Valora generosamente los avances y mejoras democráticos, la ampliación de derechos, pero no
acepta la chicana que manda sus razones profundas de rebeldía al arcón de las imposibilidades.
Su anarquismo –¿surgido como gesto antes que como prédica en tiempos de La Chispa?– se
reserva un santo decir “no”, cuando de males menores se trata. De ahí la incomodidad que también
supuso para progresismos e izquierdas.

“Pacifista”, en su diccionario, no quiere decir manso ni amante de los consensos. No puede negar
la violencia que toda resistencia arrastra cuando enfrenta a la dominación histórica puesta a
funcionar. Al mismo tiempo, el desafío anarquista consiste en forjarse modos de vida con los otros
que excluyan la violencia dominadora o, al menos, sepan crear las condiciones de su conjuro cada
vez que se presente. Una cara del anarquismo, entonces, es el pacifismo defensivo que no le hace
asco a la pólvora, porque el asco a la violencia “en general” suele venir de moralismos acomodados
a la sangre ya derramada y al orden establecido a fuerza de muerte y sojuzgamiento.

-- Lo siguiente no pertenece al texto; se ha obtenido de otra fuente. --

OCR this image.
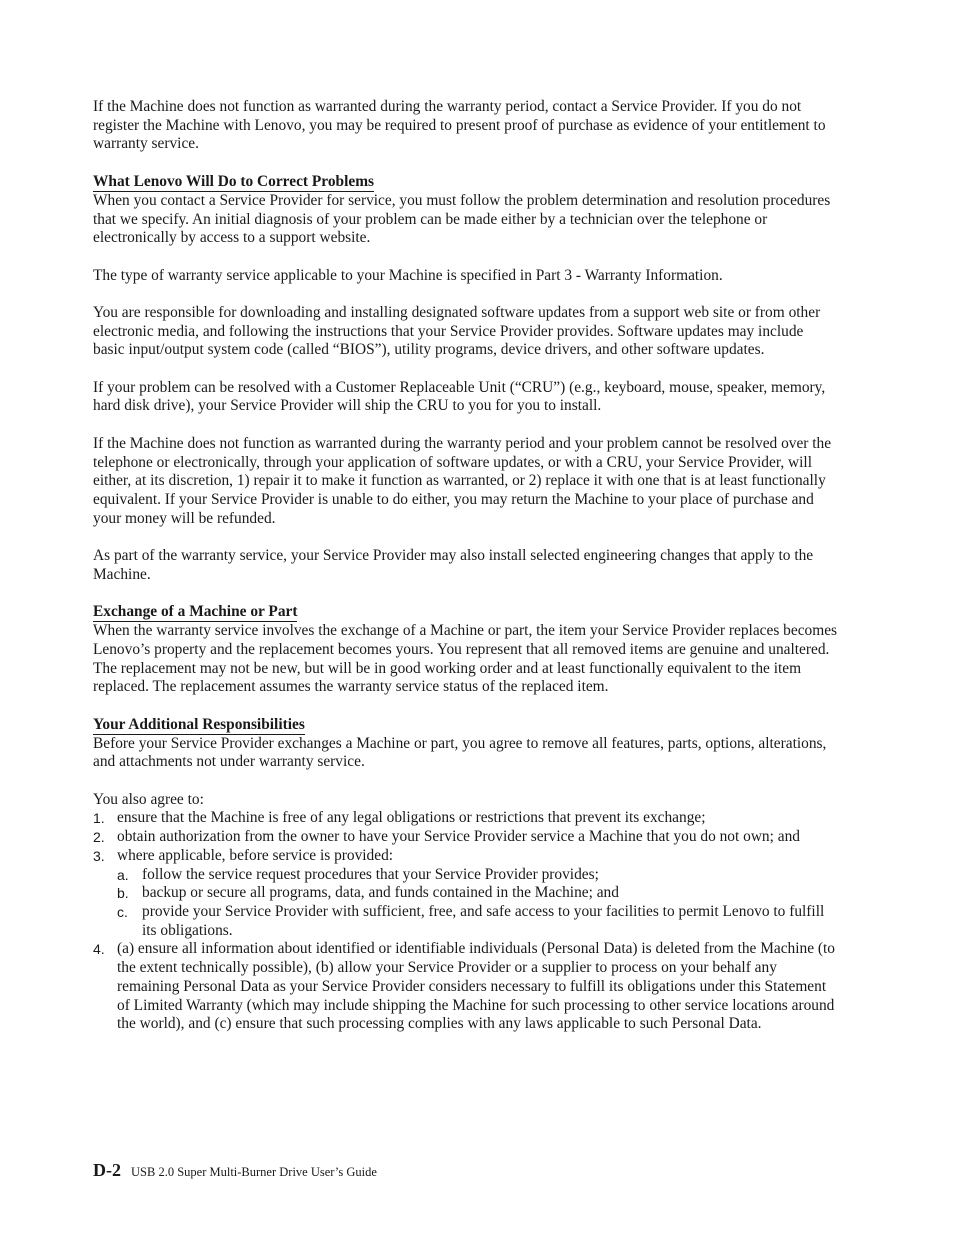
If the Machine does not function as warranted during the warranty period, contact a Service Provider. If you do not register the Machine with Lenovo, you may be required to present proof of purchase as evidence of your entitlement to warranty service.

What Lenovo Will Do to Correct Problems

When you contact a Service Provider for service, you must follow the problem determination and resolution procedures that we specify. An initial diagnosis of your problem can be made either by a technician over the telephone or electronically by access to a support website.

The type of warranty service applicable to your Machine is specified in Part 3 - Warranty Information.

You are responsible for downloading and installing designated software updates from a support web site or from other electronic media, and following the instructions that your Service Provider provides. Software updates may include basic input/output system code (called “BIOS”), utility programs, device drivers, and other software updates.

If your problem can be resolved with a Customer Replaceable Unit (“CRU”) (e.g., keyboard, mouse, speaker, memory, hard disk drive), your Service Provider will ship the CRU to you for you to install.

If the Machine does not function as warranted during the warranty period and your problem cannot be resolved over the telephone or electronically, through your application of software updates, or with a CRU, your Service Provider, will either, at its discretion, 1) repair it to make it function as warranted, or 2) replace it with one that is at least functionally equivalent. If your Service Provider is unable to do either, you may return the Machine to your place of purchase and your money will be refunded.

As part of the warranty service, your Service Provider may also install selected engineering changes that apply to the Machine.

Exchange of a Machine or Part

When the warranty service involves the exchange of a Machine or part, the item your Service Provider replaces becomes Lenovo’s property and the replacement becomes yours. You represent that all removed items are genuine and unaltered. The replacement may not be new, but will be in good working order and at least functionally equivalent to the item replaced. The replacement assumes the warranty service status of the replaced item.

Your Additional Responsibilities

Before your Service Provider exchanges a Machine or part, you agree to remove all features, parts, options, alterations, and attachments not under warranty service.

You also agree to:

1. ensure that the Machine is free of any legal obligations or restrictions that prevent its exchange;
2. obtain authorization from the owner to have your Service Provider service a Machine that you do not own; and
3. where applicable, before service is provided:
a. follow the service request procedures that your Service Provider provides;
b. backup or secure all programs, data, and funds contained in the Machine; and
c. provide your Service Provider with sufficient, free, and safe access to your facilities to permit Lenovo to fulfill its obligations.
4. (a) ensure all information about identified or identifiable individuals (Personal Data) is deleted from the Machine (to the extent technically possible), (b) allow your Service Provider or a supplier to process on your behalf any remaining Personal Data as your Service Provider considers necessary to fulfill its obligations under this Statement of Limited Warranty (which may include shipping the Machine for such processing to other service locations around the world), and (c) ensure that such processing complies with any laws applicable to such Personal Data.
D-2 USB 2.0 Super Multi-Burner Drive User’s Guide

Su insistencia vital, su empecinamiento, tiene que ver con matar al tirano de todas las formas
posibles. Matarlo, primero, dentro suyo. Lo que revolotea de tiranía entre nosotros persevera en
los buenos modales ante lo que incomoda, en la desatenta reproducción de una historia oficial
perimida, en el respeto inexplicado ante las figuras de la autoridad actuales e históricas. La
respuesta de Bayer, cada vez que las circunstancias lo exigieron, combinó la firmeza del
documento histórico con el gesto desafiante y burlón de quien sabe que no nació para obedecer.